FedRAMP Tailored allows for a quicker, more efficient approval process for low-risk services, including collaboration tools, project management applications, and tools that help create open-source code.
Since this level applies to cloud service providers that handle low-risk data, it has less controls (125) compared to the other two levels. Controls are basically the techniques and technologies cloud service providers use to protect the federal data they store in the cloud. As the levels progress from low to high, more security controls are added to ensure that federal data is effectively secured.
2 FedRAMP Moderate Impact Level
The moderate impact level is the standard for cloud computing security for controlled unclassified data across federal agencies. It is the most common impact level, accounting for about 80 percent of CSOs that obtain FedRAMP approval. It basically applies to cloud service offerings used for data that is mostly not accessible by the public. A good example of data that is classified as a moderate impact risk is personal identifiable information.
In the event that data classified under a moderate impact level is breached, there would be serious effects on the federal agency, such as considerable operational damage to its assets, financial loss, or non-fatal injuries to individuals.
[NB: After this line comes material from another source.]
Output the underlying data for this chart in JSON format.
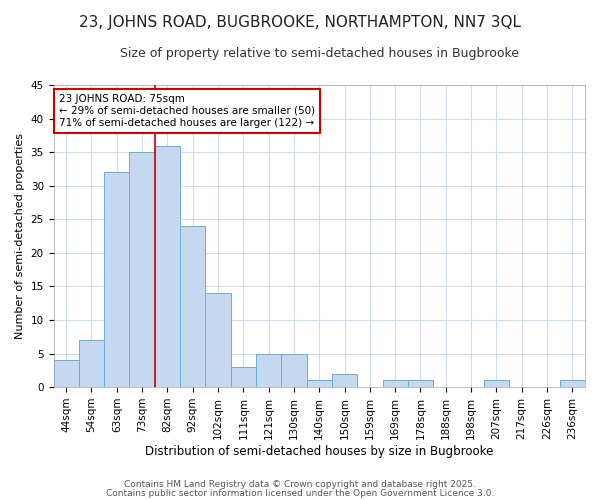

The moderate impact level has a total of 325 controls. These controls include obligating cloud service providers to apply automated mechanisms to help with the supervision of information system accounts. For instance, they should monitor account usage using information systems such as text messaging or email to automatically alert account managers when users are transferred or terminated.
3 FedRAMP High Impact Level
The FedRAMP high impact level applies to cloud service offerings used by federal agencies that deal with high impact risk data, such as healthcare data, emergency services, financial systems, and law enforcement. A data breach of high impact risk data can lead to catastrophic results, including economic crises or loss of human life. As such, FedRAMP high impact level systems must comply with a total of 421 controls. Cloud service providers are also required to automate as many processes as possible in order to eliminate the probability of human error.
How to Obtain FedRAMP Compliance
For a cloud service provider (CSP) to sell its offering(s) to federal agencies, it must have FedRAMP approval. It is imperative for CSPs to understand the baseline level of their CSOs and allied security classification. When creating their authorization strategy, they must ensure that their CSOs meet the minimum security requirements needed to process, store, and send certain data.
When assessing the security level categorization of a CSPs offering, government agencies must also determine the type of information to be processed, stored, or sent using a cloud system. Their choice of CSP should be the one that best meets their needs and provides the appropriate security controls.
CSPs confirm their FedRAMP compliance through a Provisional Authority to Operate or an Authority to Operate from the Joint Authorization Board, which comes up with the FedRAMP accreditation standards. While the Joint Authorization Board may give the provisional approval that permits CSPs to operate, it is the responsibility of federation agencies to grant CSPs the final Authority to Operate.
A good example is Microsoft, which currently offers Azure public services that comply with the requirements for the FedRAMP high impact level. Additionally, FedRAMP High P-ATO has been expanded to all of Microsoft’s Azure public regions in the U.S.